On top of all that, earning trust would be critical to propping up the new business line.

“The farming community is a heck of a lot different than building apartments or, you know, selling craft beer or doing whatever,” McComb says. “These people study you for years. Farmers aren’t in a hurry to impress anybody… They are very solid long-term planners and critical thinkers.”

The patience is paying off. Heartland’s total managed agribusiness portfolio is growing leaps and bounds, from $58.7 million in 2016 to $96.3 million in 2017, and to $130.4 million last year. Overall income from loan sales and servicing grew 39 percent in 2018, which Oney says is substantially driven by the agribusiness strategy to sell loans to Farmer Mac, a government-sponsored enterprise akin to Fannie Mae and Freddie Mac that allows banks to hedge their exposure to interest rate movements.

“Our unit got into the position where we could make a meaningful contribution to the bottom line net income and to the returns for shareholders,” Oney says. “And we’ve accomplished that over the last three years.”

James Thurston, spokesman of the Ohio Bankers League, calls Heartland’s move to diversify “sensible.” The trade group is seeing interest from member institutions around the state and started an agribusiness lending committee. Recognizing the need for some type of education and networking event, the committee organized a new agribusiness lending conference in 2016.

“We thought we’d get 30 or 40 ag lenders, but it’s been more like close to 100 and growing every year,” Thurston says. “It’s been very well-received and the growth of the event bears that out.”

The interest from bankers is there even as many farmers struggle with low crop prices. Heartland, and apparently others, are taking a farmer’s approach to long-term planning.

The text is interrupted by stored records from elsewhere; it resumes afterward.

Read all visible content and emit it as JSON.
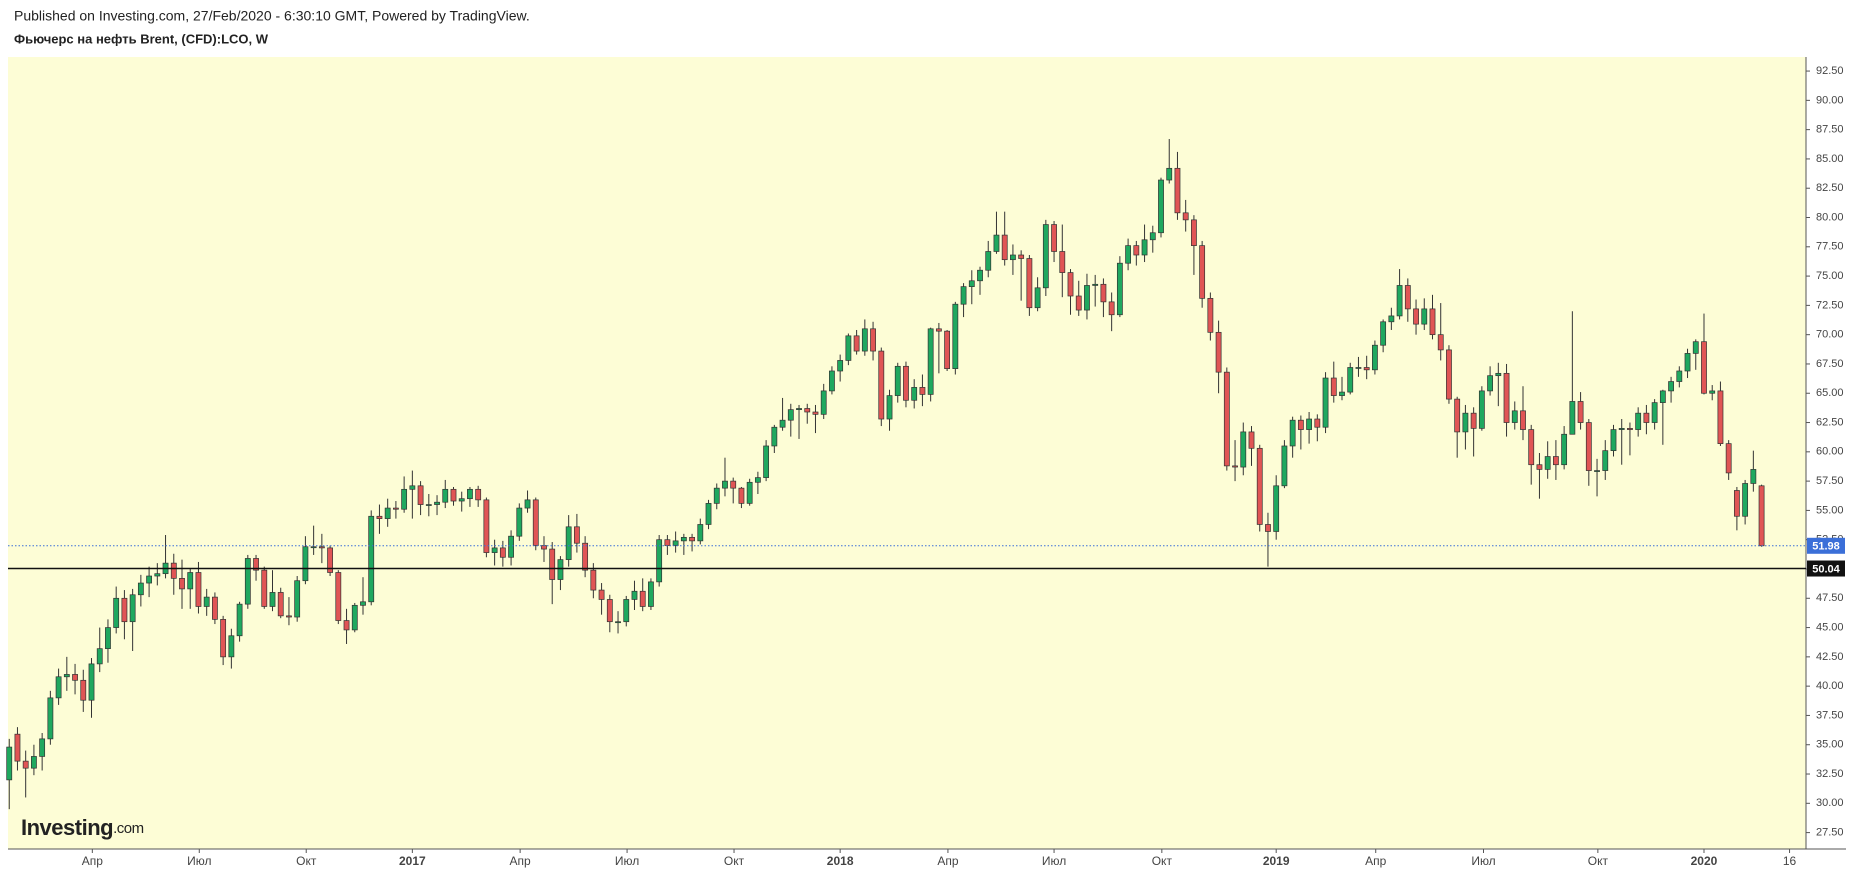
{
  "chart_data": {
    "type": "candlestick",
    "header": "Published on Investing.com, 27/Feb/2020 - 6:30:10 GMT, Powered by TradingView.",
    "title": "Фьючерс на нефть Brent, (CFD):LCO, W",
    "brand": [
      "Investing",
      ".com"
    ],
    "up_color": "#1fa85f",
    "down_color": "#e05555",
    "background": "#fdfdd6",
    "candles": [
      [
        32.0,
        35.5,
        29.5,
        34.8
      ],
      [
        35.9,
        36.5,
        32.8,
        33.6
      ],
      [
        33.6,
        34.5,
        30.5,
        33.0
      ],
      [
        33.0,
        35.0,
        32.4,
        34.0
      ],
      [
        34.0,
        36.0,
        32.8,
        35.5
      ],
      [
        35.5,
        39.6,
        35.0,
        39.0
      ],
      [
        39.0,
        41.5,
        38.4,
        40.8
      ],
      [
        40.8,
        42.5,
        39.6,
        41.0
      ],
      [
        41.0,
        41.9,
        39.3,
        40.5
      ],
      [
        40.5,
        41.4,
        37.8,
        38.8
      ],
      [
        38.8,
        42.4,
        37.3,
        41.9
      ],
      [
        41.9,
        45.0,
        41.2,
        43.2
      ],
      [
        43.2,
        45.7,
        42.0,
        45.0
      ],
      [
        45.0,
        48.5,
        44.5,
        47.5
      ],
      [
        47.5,
        48.2,
        44.0,
        45.5
      ],
      [
        45.5,
        48.3,
        43.0,
        47.8
      ],
      [
        47.8,
        49.5,
        46.8,
        48.8
      ],
      [
        48.8,
        50.2,
        47.6,
        49.4
      ],
      [
        49.4,
        50.5,
        48.6,
        49.6
      ],
      [
        49.6,
        52.9,
        49.2,
        50.5
      ],
      [
        50.5,
        51.3,
        47.8,
        49.2
      ],
      [
        49.2,
        50.8,
        46.6,
        48.3
      ],
      [
        48.3,
        50.0,
        46.6,
        49.7
      ],
      [
        49.7,
        50.6,
        46.2,
        46.8
      ],
      [
        46.8,
        48.3,
        46.0,
        47.6
      ],
      [
        47.6,
        48.0,
        45.3,
        45.7
      ],
      [
        45.7,
        46.0,
        41.8,
        42.5
      ],
      [
        42.5,
        44.9,
        41.5,
        44.3
      ],
      [
        44.3,
        47.2,
        43.8,
        47.0
      ],
      [
        47.0,
        51.2,
        46.6,
        50.9
      ],
      [
        50.9,
        51.2,
        49.0,
        49.9
      ],
      [
        49.9,
        50.2,
        46.6,
        46.8
      ],
      [
        46.8,
        49.9,
        46.4,
        48.0
      ],
      [
        48.0,
        48.4,
        45.8,
        46.0
      ],
      [
        46.0,
        47.6,
        45.2,
        45.9
      ],
      [
        45.9,
        49.4,
        45.5,
        49.0
      ],
      [
        49.0,
        52.8,
        48.7,
        51.9
      ],
      [
        51.9,
        53.7,
        51.2,
        51.9
      ],
      [
        51.9,
        53.0,
        50.5,
        51.8
      ],
      [
        51.8,
        52.0,
        49.4,
        49.7
      ],
      [
        49.7,
        49.9,
        45.3,
        45.6
      ],
      [
        45.6,
        46.6,
        43.6,
        44.8
      ],
      [
        44.8,
        47.1,
        44.6,
        46.9
      ],
      [
        46.9,
        49.3,
        46.1,
        47.2
      ],
      [
        47.2,
        55.0,
        46.9,
        54.5
      ],
      [
        54.5,
        55.5,
        53.0,
        54.3
      ],
      [
        54.3,
        56.0,
        53.6,
        55.2
      ],
      [
        55.2,
        55.8,
        54.3,
        55.1
      ],
      [
        55.1,
        57.9,
        54.8,
        56.8
      ],
      [
        56.8,
        58.4,
        54.3,
        57.1
      ],
      [
        57.1,
        57.5,
        54.6,
        55.5
      ],
      [
        55.5,
        56.4,
        54.5,
        55.5
      ],
      [
        55.5,
        56.3,
        54.6,
        55.7
      ],
      [
        55.7,
        57.6,
        55.2,
        56.8
      ],
      [
        56.8,
        57.0,
        55.4,
        55.8
      ],
      [
        55.8,
        56.6,
        54.9,
        56.0
      ],
      [
        56.0,
        57.0,
        55.3,
        56.8
      ],
      [
        56.8,
        57.1,
        55.3,
        55.9
      ],
      [
        55.9,
        56.1,
        51.0,
        51.4
      ],
      [
        51.4,
        52.5,
        50.3,
        51.8
      ],
      [
        51.8,
        52.4,
        50.2,
        51.0
      ],
      [
        51.0,
        53.3,
        50.3,
        52.8
      ],
      [
        52.8,
        55.6,
        52.4,
        55.2
      ],
      [
        55.2,
        56.7,
        54.8,
        55.9
      ],
      [
        55.9,
        56.1,
        51.6,
        52.0
      ],
      [
        52.0,
        52.8,
        50.6,
        51.7
      ],
      [
        51.7,
        52.3,
        47.0,
        49.1
      ],
      [
        49.1,
        51.1,
        48.2,
        50.8
      ],
      [
        50.8,
        54.6,
        50.2,
        53.6
      ],
      [
        53.6,
        54.7,
        51.4,
        52.2
      ],
      [
        52.2,
        52.8,
        49.3,
        49.9
      ],
      [
        49.9,
        50.5,
        47.5,
        48.2
      ],
      [
        48.2,
        48.8,
        46.1,
        47.4
      ],
      [
        47.4,
        47.8,
        44.6,
        45.5
      ],
      [
        45.5,
        46.4,
        44.5,
        45.5
      ],
      [
        45.5,
        47.7,
        45.1,
        47.4
      ],
      [
        47.4,
        49.0,
        46.5,
        48.1
      ],
      [
        48.1,
        49.2,
        46.4,
        46.8
      ],
      [
        46.8,
        49.2,
        46.5,
        48.9
      ],
      [
        48.9,
        52.9,
        48.5,
        52.5
      ],
      [
        52.5,
        52.9,
        51.2,
        52.0
      ],
      [
        52.0,
        53.2,
        51.4,
        52.4
      ],
      [
        52.4,
        53.0,
        51.2,
        52.7
      ],
      [
        52.7,
        53.0,
        51.5,
        52.4
      ],
      [
        52.4,
        54.3,
        52.1,
        53.8
      ],
      [
        53.8,
        55.9,
        53.4,
        55.6
      ],
      [
        55.6,
        57.3,
        55.1,
        56.9
      ],
      [
        56.9,
        59.5,
        56.2,
        57.5
      ],
      [
        57.5,
        57.8,
        55.6,
        56.9
      ],
      [
        56.9,
        57.0,
        55.2,
        55.6
      ],
      [
        55.6,
        57.7,
        55.4,
        57.4
      ],
      [
        57.4,
        58.3,
        56.4,
        57.8
      ],
      [
        57.8,
        61.0,
        57.5,
        60.5
      ],
      [
        60.5,
        62.3,
        59.9,
        62.1
      ],
      [
        62.1,
        64.6,
        61.8,
        62.7
      ],
      [
        62.7,
        64.1,
        61.3,
        63.6
      ],
      [
        63.6,
        64.0,
        61.1,
        63.7
      ],
      [
        63.7,
        64.1,
        62.4,
        63.4
      ],
      [
        63.4,
        64.0,
        61.6,
        63.2
      ],
      [
        63.2,
        65.8,
        62.8,
        65.2
      ],
      [
        65.2,
        67.3,
        64.9,
        66.9
      ],
      [
        66.9,
        68.3,
        66.0,
        67.8
      ],
      [
        67.8,
        70.1,
        67.4,
        69.9
      ],
      [
        69.9,
        70.4,
        68.3,
        68.6
      ],
      [
        68.6,
        71.3,
        68.2,
        70.5
      ],
      [
        70.5,
        71.1,
        67.8,
        68.6
      ],
      [
        68.6,
        68.9,
        62.2,
        62.8
      ],
      [
        62.8,
        65.3,
        61.8,
        64.8
      ],
      [
        64.8,
        67.6,
        64.2,
        67.3
      ],
      [
        67.3,
        67.7,
        63.8,
        64.4
      ],
      [
        64.4,
        66.2,
        63.7,
        65.5
      ],
      [
        65.5,
        66.6,
        63.9,
        64.9
      ],
      [
        64.9,
        70.6,
        64.3,
        70.5
      ],
      [
        70.5,
        71.0,
        66.7,
        70.3
      ],
      [
        70.3,
        70.4,
        66.9,
        67.1
      ],
      [
        67.1,
        72.8,
        66.6,
        72.6
      ],
      [
        72.6,
        74.4,
        71.5,
        74.1
      ],
      [
        74.1,
        75.5,
        72.6,
        74.6
      ],
      [
        74.6,
        75.8,
        73.4,
        75.5
      ],
      [
        75.5,
        78.0,
        74.9,
        77.1
      ],
      [
        77.1,
        80.5,
        76.9,
        78.5
      ],
      [
        78.5,
        80.5,
        75.9,
        76.4
      ],
      [
        76.4,
        77.7,
        75.1,
        76.8
      ],
      [
        76.8,
        77.2,
        72.9,
        76.5
      ],
      [
        76.5,
        76.8,
        71.6,
        72.3
      ],
      [
        72.3,
        74.9,
        72.0,
        74.0
      ],
      [
        74.0,
        79.8,
        73.3,
        79.4
      ],
      [
        79.4,
        79.7,
        76.2,
        77.1
      ],
      [
        77.1,
        79.4,
        73.2,
        75.3
      ],
      [
        75.3,
        75.6,
        71.7,
        73.3
      ],
      [
        73.3,
        74.6,
        71.6,
        72.1
      ],
      [
        72.1,
        75.2,
        71.3,
        74.2
      ],
      [
        74.2,
        75.1,
        72.4,
        74.3
      ],
      [
        74.3,
        74.8,
        71.5,
        72.8
      ],
      [
        72.8,
        73.6,
        70.3,
        71.7
      ],
      [
        71.7,
        76.7,
        71.5,
        76.1
      ],
      [
        76.1,
        78.2,
        75.5,
        77.6
      ],
      [
        77.6,
        78.0,
        75.9,
        76.8
      ],
      [
        76.8,
        79.4,
        76.2,
        78.1
      ],
      [
        78.1,
        79.3,
        77.0,
        78.7
      ],
      [
        78.7,
        83.4,
        78.3,
        83.2
      ],
      [
        83.2,
        86.7,
        82.9,
        84.2
      ],
      [
        84.2,
        85.6,
        79.8,
        80.4
      ],
      [
        80.4,
        81.5,
        78.8,
        79.8
      ],
      [
        79.8,
        80.2,
        75.1,
        77.6
      ],
      [
        77.6,
        78.0,
        72.3,
        73.1
      ],
      [
        73.1,
        73.6,
        69.5,
        70.2
      ],
      [
        70.2,
        71.2,
        65.0,
        66.8
      ],
      [
        66.8,
        67.2,
        58.4,
        58.8
      ],
      [
        58.8,
        61.0,
        57.5,
        58.7
      ],
      [
        58.7,
        62.5,
        58.0,
        61.7
      ],
      [
        61.7,
        62.2,
        58.8,
        60.3
      ],
      [
        60.3,
        60.6,
        53.2,
        53.8
      ],
      [
        53.8,
        54.8,
        50.2,
        53.2
      ],
      [
        53.2,
        58.0,
        52.5,
        57.1
      ],
      [
        57.1,
        61.0,
        56.9,
        60.5
      ],
      [
        60.5,
        63.0,
        59.5,
        62.7
      ],
      [
        62.7,
        63.1,
        60.2,
        61.9
      ],
      [
        61.9,
        63.4,
        60.7,
        62.8
      ],
      [
        62.8,
        63.2,
        60.9,
        62.1
      ],
      [
        62.1,
        66.8,
        61.6,
        66.3
      ],
      [
        66.3,
        67.7,
        64.2,
        64.8
      ],
      [
        64.8,
        66.4,
        64.4,
        65.1
      ],
      [
        65.1,
        67.6,
        64.9,
        67.2
      ],
      [
        67.2,
        68.1,
        66.4,
        67.2
      ],
      [
        67.2,
        68.2,
        66.2,
        67.0
      ],
      [
        67.0,
        69.5,
        66.6,
        69.1
      ],
      [
        69.1,
        71.3,
        68.5,
        71.1
      ],
      [
        71.1,
        72.3,
        70.4,
        71.6
      ],
      [
        71.6,
        75.6,
        71.3,
        74.2
      ],
      [
        74.2,
        74.8,
        71.1,
        72.2
      ],
      [
        72.2,
        73.0,
        70.0,
        70.9
      ],
      [
        70.9,
        73.1,
        70.4,
        72.2
      ],
      [
        72.2,
        73.4,
        69.6,
        70.0
      ],
      [
        70.0,
        72.7,
        67.8,
        68.7
      ],
      [
        68.7,
        69.1,
        64.1,
        64.5
      ],
      [
        64.5,
        64.7,
        59.5,
        61.7
      ],
      [
        61.7,
        64.0,
        60.2,
        63.3
      ],
      [
        63.3,
        63.8,
        59.6,
        62.0
      ],
      [
        62.0,
        65.6,
        61.8,
        65.2
      ],
      [
        65.2,
        67.3,
        64.8,
        66.5
      ],
      [
        66.5,
        67.6,
        63.9,
        66.7
      ],
      [
        66.7,
        67.5,
        61.3,
        62.5
      ],
      [
        62.5,
        64.3,
        61.9,
        63.5
      ],
      [
        63.5,
        65.6,
        61.0,
        61.9
      ],
      [
        61.9,
        62.3,
        57.2,
        58.9
      ],
      [
        58.9,
        59.9,
        56.0,
        58.5
      ],
      [
        58.5,
        60.9,
        57.7,
        59.6
      ],
      [
        59.6,
        61.0,
        57.6,
        58.9
      ],
      [
        58.9,
        62.2,
        58.5,
        61.5
      ],
      [
        61.5,
        72.0,
        61.5,
        64.3
      ],
      [
        64.3,
        65.1,
        61.9,
        62.5
      ],
      [
        62.5,
        62.8,
        57.1,
        58.4
      ],
      [
        58.4,
        59.4,
        56.2,
        58.4
      ],
      [
        58.4,
        61.0,
        57.6,
        60.1
      ],
      [
        60.1,
        62.3,
        59.6,
        61.9
      ],
      [
        61.9,
        62.8,
        58.9,
        62.0
      ],
      [
        62.0,
        62.5,
        59.7,
        61.9
      ],
      [
        61.9,
        63.8,
        61.3,
        63.3
      ],
      [
        63.3,
        64.0,
        61.5,
        62.5
      ],
      [
        62.5,
        64.5,
        61.9,
        64.2
      ],
      [
        64.2,
        65.3,
        60.6,
        65.2
      ],
      [
        65.2,
        66.4,
        64.2,
        66.0
      ],
      [
        66.0,
        67.3,
        65.5,
        66.9
      ],
      [
        66.9,
        68.8,
        66.3,
        68.4
      ],
      [
        68.4,
        69.6,
        67.0,
        69.4
      ],
      [
        69.4,
        71.8,
        64.9,
        65.0
      ],
      [
        65.0,
        65.7,
        64.4,
        65.2
      ],
      [
        65.2,
        66.0,
        60.5,
        60.7
      ],
      [
        60.7,
        61.0,
        57.6,
        58.2
      ],
      [
        56.7,
        57.0,
        53.3,
        54.5
      ],
      [
        54.5,
        57.6,
        53.8,
        57.3
      ],
      [
        57.3,
        60.1,
        56.6,
        58.5
      ],
      [
        57.1,
        57.2,
        51.9,
        51.98
      ]
    ],
    "xlim": [
      -0.15,
      218.4
    ],
    "xticks": [
      {
        "value": 10.1,
        "label": "Апр"
      },
      {
        "value": 23.1,
        "label": "Июл"
      },
      {
        "value": 36.1,
        "label": "Окт"
      },
      {
        "value": 49,
        "label": "2017"
      },
      {
        "value": 62.1,
        "label": "Апр"
      },
      {
        "value": 75.1,
        "label": "Июл"
      },
      {
        "value": 88.1,
        "label": "Окт"
      },
      {
        "value": 101,
        "label": "2018"
      },
      {
        "value": 114.1,
        "label": "Апр"
      },
      {
        "value": 127,
        "label": "Июл"
      },
      {
        "value": 140.1,
        "label": "Окт"
      },
      {
        "value": 154,
        "label": "2019"
      },
      {
        "value": 166.1,
        "label": "Апр"
      },
      {
        "value": 179.2,
        "label": "Июл"
      },
      {
        "value": 193.1,
        "label": "Окт"
      },
      {
        "value": 206,
        "label": "2020"
      },
      {
        "value": 216.4,
        "label": "16"
      }
    ],
    "ylim": [
      26.1,
      93.7
    ],
    "yticks": [
      {
        "value": 27.5,
        "label": "27.50"
      },
      {
        "value": 30,
        "label": "30.00"
      },
      {
        "value": 32.5,
        "label": "32.50"
      },
      {
        "value": 35,
        "label": "35.00"
      },
      {
        "value": 37.5,
        "label": "37.50"
      },
      {
        "value": 40,
        "label": "40.00"
      },
      {
        "value": 42.5,
        "label": "42.50"
      },
      {
        "value": 45,
        "label": "45.00"
      },
      {
        "value": 47.5,
        "label": "47.50"
      },
      {
        "value": 50,
        "label": "50.00"
      },
      {
        "value": 52.5,
        "label": "52.50"
      },
      {
        "value": 55,
        "label": "55.00"
      },
      {
        "value": 57.5,
        "label": "57.50"
      },
      {
        "value": 60,
        "label": "60.00"
      },
      {
        "value": 62.5,
        "label": "62.50"
      },
      {
        "value": 65,
        "label": "65.00"
      },
      {
        "value": 67.5,
        "label": "67.50"
      },
      {
        "value": 70,
        "label": "70.00"
      },
      {
        "value": 72.5,
        "label": "72.50"
      },
      {
        "value": 75,
        "label": "75.00"
      },
      {
        "value": 77.5,
        "label": "77.50"
      },
      {
        "value": 80,
        "label": "80.00"
      },
      {
        "value": 82.5,
        "label": "82.50"
      },
      {
        "value": 85,
        "label": "85.00"
      },
      {
        "value": 87.5,
        "label": "87.50"
      },
      {
        "value": 90,
        "label": "90.00"
      },
      {
        "value": 92.5,
        "label": "92.50"
      }
    ],
    "price_lines": [
      {
        "value": 51.98,
        "style": "dotted",
        "color": "#3b6fd8"
      },
      {
        "value": 50.04,
        "style": "solid",
        "color": "#111111"
      }
    ]
  }
}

“We think it’s been a good time to get in… (farmers) are having to reset their operation and determine how they’re going to survive in a different climate,” Oney says.

And perhaps it just feels right. After all, Heartland’s logo features a farmer tending his field, and the bank “broke ground” on its new corporate campus with an old school plow.

“Anytime you have a plow sitting in your lobby, you need to be a great agricultural bank,” Oney says. “I think we’re in the process of accomplishing that.”